BRAG Q3 2025 Earnings Call Summary | Stock Taper
Logo
BRAG

BRAG — Bragg Gaming Group Inc.

NASDAQ


Q3 2025 Earnings Call Summary

November 13, 2025

Summary of Bragg Gaming Group Q3 2025 Earnings Call

1. Key Financial Results and Metrics

  • Revenue: EUR 26.8 million, up 2% year-over-year; excluding the Netherlands, revenue grew 20%.
  • Gross Profit: EUR 14.7 million, a 5% increase year-over-year; gross margin improved to 54.7%.
  • Adjusted EBITDA: EUR 4.4 million, up 9% year-over-year; adjusted EBITDA margin rose to 16.6%.
  • Proprietary Content Revenue: Increased by 35% year-over-year, contributing to 16% of total revenue.
  • Geographic Revenue Distribution: North America and Brazil accounted for 22% of total revenue, up from 12% a year ago.

2. Strategic Updates and Business Highlights

  • Continued strong growth in the U.S. (86% year-over-year) and Brazil (80% year-over-year).
  • Successful launch of 35 new proprietary casino games in 2025, with a focus on high-margin products.
  • Secured a Tier 1 credit line with the Bank of Montreal, enhancing liquidity and reducing borrowing costs.
  • Ongoing optimization of cost structure to improve operational leverage.

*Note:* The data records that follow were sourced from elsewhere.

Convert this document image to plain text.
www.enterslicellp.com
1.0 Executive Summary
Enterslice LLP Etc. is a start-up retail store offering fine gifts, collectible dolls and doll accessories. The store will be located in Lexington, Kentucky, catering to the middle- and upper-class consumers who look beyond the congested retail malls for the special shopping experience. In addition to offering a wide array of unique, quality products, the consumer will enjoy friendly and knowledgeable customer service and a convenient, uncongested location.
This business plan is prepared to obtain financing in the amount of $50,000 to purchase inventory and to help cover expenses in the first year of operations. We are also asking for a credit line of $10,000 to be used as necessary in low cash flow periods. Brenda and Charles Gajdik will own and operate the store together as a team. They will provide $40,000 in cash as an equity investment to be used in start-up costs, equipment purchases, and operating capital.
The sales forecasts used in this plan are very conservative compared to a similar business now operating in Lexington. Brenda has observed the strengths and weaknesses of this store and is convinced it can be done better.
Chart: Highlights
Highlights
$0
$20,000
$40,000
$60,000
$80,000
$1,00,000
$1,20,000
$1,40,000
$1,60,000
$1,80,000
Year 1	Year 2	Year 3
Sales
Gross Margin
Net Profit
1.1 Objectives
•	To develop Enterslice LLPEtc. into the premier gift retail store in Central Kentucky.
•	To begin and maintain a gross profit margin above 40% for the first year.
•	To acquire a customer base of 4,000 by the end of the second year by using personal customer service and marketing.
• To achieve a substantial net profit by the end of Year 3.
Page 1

3. Forward Guidance and Outlook

  • Maintained full-year 2025 revenue guidance of EUR 106 million to EUR 108.5 million and adjusted EBITDA guidance of EUR 16.5 million to EUR 18.5 million.
  • Anticipated continued growth in proprietary content and operational efficiencies into 2026.
  • Expecting 68% of total revenue to come from non-Netherlands markets in 2025.

4. Bad News, Challenges, or Points of Concern

  • Revenue from the Netherlands declined by 22% year-over-year due to regulatory changes, impacting overall growth.
  • The company expects a customer, BetCity, to migrate off their platform in H1 2026, though the financial impact is projected to be minimal.
  • Increasing SG&A expenses noted, with ongoing efforts to optimize structures and processes to manage costs.

5. Notable Q&A Insights

  • Analysts inquired about the growth trajectory of proprietary content and its impact on margins; management expressed confidence in continued growth and margin improvement.
  • Concerns raised about the increase in SG&A expenses; management acknowledged the need for ongoing optimization.
  • Discussion on the impact of BetCity's migration highlighted the potential for resource redeployment to mitigate losses.
  • Management emphasized the importance of cash flow generation and improving cash conversion ratios, despite ongoing amortization and depreciation affecting reported income.

Overall, Bragg Gaming Group demonstrated resilience in its growth strategy, particularly in high-potential markets outside the Netherlands, while also addressing challenges related to regulatory impacts and cost management.